Unlike any “Dragon Ball” game before it, “Dragon Ball Z: Kakarot” delivers fresh gameplay and a new perspective on the beloved anime story. The game does not come without its flaws, however. The strengths outweigh the weaknesses of this game, but certain issues arise while playing that stay constant throughout. Even so, “Dragon Ball Z: Kakarot” delivers a video game that relives the epic stories of Goku and friends.

Kakarot is essentially the first of its kind in video games for the “Dragon Ball” franchise. The game is a blend between action and RPG. The game tells the story of Son Goku, an alien sent by a race known as the Saiyans and raised on Earth, following the “Dragon Ball Z” anime with a few minor details added in to start the game. Goku and friends are visited by a Sayian who tells Goku of his origin and proceeds to kick off the events of the game and anime.

The animation that has gone into the story’s retelling and game layout is breathtaking and gives the world the extra push it needs to truly immerse players. Whether watching cutscenes between battles or flying around in the open world, the visuals are a sight to behold. Along with the cutscenes’ animations and open world travel, the actual gameplay and intense combat are amplified by the animation that helps bring the anime to life.

When the game throws you into your first encounter with an enemy, it can seem as if it’s just a button masher. However, it doesn’t take long for the game to start punishing those who intend to just pummel their foes. Combat can be difficult depending on the foe and your respective power levels.
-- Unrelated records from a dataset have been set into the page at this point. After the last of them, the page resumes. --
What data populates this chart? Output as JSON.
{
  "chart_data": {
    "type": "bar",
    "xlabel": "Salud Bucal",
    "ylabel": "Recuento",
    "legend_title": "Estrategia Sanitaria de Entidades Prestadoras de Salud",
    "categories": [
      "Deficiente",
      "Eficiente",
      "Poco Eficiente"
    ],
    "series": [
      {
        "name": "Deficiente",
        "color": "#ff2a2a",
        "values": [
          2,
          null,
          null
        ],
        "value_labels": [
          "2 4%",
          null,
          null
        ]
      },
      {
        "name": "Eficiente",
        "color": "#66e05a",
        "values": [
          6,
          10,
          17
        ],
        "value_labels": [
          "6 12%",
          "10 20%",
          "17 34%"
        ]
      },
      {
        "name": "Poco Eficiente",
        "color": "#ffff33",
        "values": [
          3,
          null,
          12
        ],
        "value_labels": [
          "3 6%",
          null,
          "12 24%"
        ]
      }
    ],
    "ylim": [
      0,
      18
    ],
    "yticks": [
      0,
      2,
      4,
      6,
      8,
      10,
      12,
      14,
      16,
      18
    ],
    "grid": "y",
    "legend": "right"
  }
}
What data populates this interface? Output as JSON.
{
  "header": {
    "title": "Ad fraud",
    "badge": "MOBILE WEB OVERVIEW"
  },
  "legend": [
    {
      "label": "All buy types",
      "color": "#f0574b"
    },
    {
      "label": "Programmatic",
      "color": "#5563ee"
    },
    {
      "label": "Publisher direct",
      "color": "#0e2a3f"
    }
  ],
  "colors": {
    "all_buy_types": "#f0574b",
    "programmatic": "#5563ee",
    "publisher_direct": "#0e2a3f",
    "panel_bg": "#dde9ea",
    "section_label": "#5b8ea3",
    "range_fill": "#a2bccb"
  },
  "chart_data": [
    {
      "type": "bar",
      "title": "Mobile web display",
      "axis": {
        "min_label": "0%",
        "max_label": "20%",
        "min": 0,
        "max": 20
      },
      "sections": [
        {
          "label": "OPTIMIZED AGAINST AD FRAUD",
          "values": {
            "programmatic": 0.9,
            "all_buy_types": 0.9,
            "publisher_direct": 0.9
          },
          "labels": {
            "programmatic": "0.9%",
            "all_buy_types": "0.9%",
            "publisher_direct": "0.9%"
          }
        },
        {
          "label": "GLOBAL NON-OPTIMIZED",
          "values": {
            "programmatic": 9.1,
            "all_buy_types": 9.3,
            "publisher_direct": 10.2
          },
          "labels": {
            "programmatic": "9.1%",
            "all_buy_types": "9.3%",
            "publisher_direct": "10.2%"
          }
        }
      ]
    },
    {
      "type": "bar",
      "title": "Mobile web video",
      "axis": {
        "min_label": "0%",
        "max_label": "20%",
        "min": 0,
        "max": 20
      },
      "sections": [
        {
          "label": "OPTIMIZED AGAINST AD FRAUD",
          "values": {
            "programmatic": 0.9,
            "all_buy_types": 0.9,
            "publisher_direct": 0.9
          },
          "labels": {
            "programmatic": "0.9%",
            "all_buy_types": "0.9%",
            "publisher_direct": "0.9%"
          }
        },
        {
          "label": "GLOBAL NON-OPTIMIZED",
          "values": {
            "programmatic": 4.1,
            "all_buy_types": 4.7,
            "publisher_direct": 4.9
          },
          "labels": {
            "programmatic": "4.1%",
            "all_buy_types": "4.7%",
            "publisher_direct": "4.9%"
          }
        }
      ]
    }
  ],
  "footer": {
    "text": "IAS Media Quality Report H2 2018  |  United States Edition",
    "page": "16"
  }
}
The generic goons come in a few different varieties and pose little challenge. Then, there are the villains, the lackeys of the major bad guys in the game. The villains are slightly more aggressive and have sets of moves that can stun and inflict great amounts of damage. Those fights come with certain moves that get special animations that change the perspective of the fight.

Finally, there are the bosses of the game — series icons such as Vegeta and Frieza — who can be tough if not approached tactically and with proper leveling. Their move sets also include animation that switches the perspective of the fight and even combinations that lead into another animation to continue dealing out more damage. With all that went into the combat and aesthetics, other elements seem to be lacking.

The aspects of “Kakarot” that make it stand out from other “Dragon Ball” games are the ones that weigh it down. At the head of the problems are the side quests, which mostly involve going to a certain location to beat up generic goons or going to another area and gathering resources to bring back to whomever sent you.

The aforementioned generic goons roam around waiting for you. If you are seen, they give chase just so you can repeatedly beat them up and hope not to run into more within the next 10 seconds.

Combat can be great and enthralling at times, but it can also have its moments of charging up the ki meter just to launch the same four special attacks repeatedly until the battle is over.

“Dragon Ball Z: Kakarot” does a great deal to satisfy. It starts off slow and clunky, but picks up the pace throughout the rest of the game. There are different interactions and even rare side quests that bring comedy and entertainment to the game. The pitfall of boring side quests hurts the main game only because the experience points they provide are necessary to level up for fights with higher level opponents.

All things considered, “Dragon Ball Z: Kakarot” rates a 7.6 out of 10 for a fantastical retelling of the anime with a flair for animation, storytelling and gameplay that makes it the first big game launch success of the new year.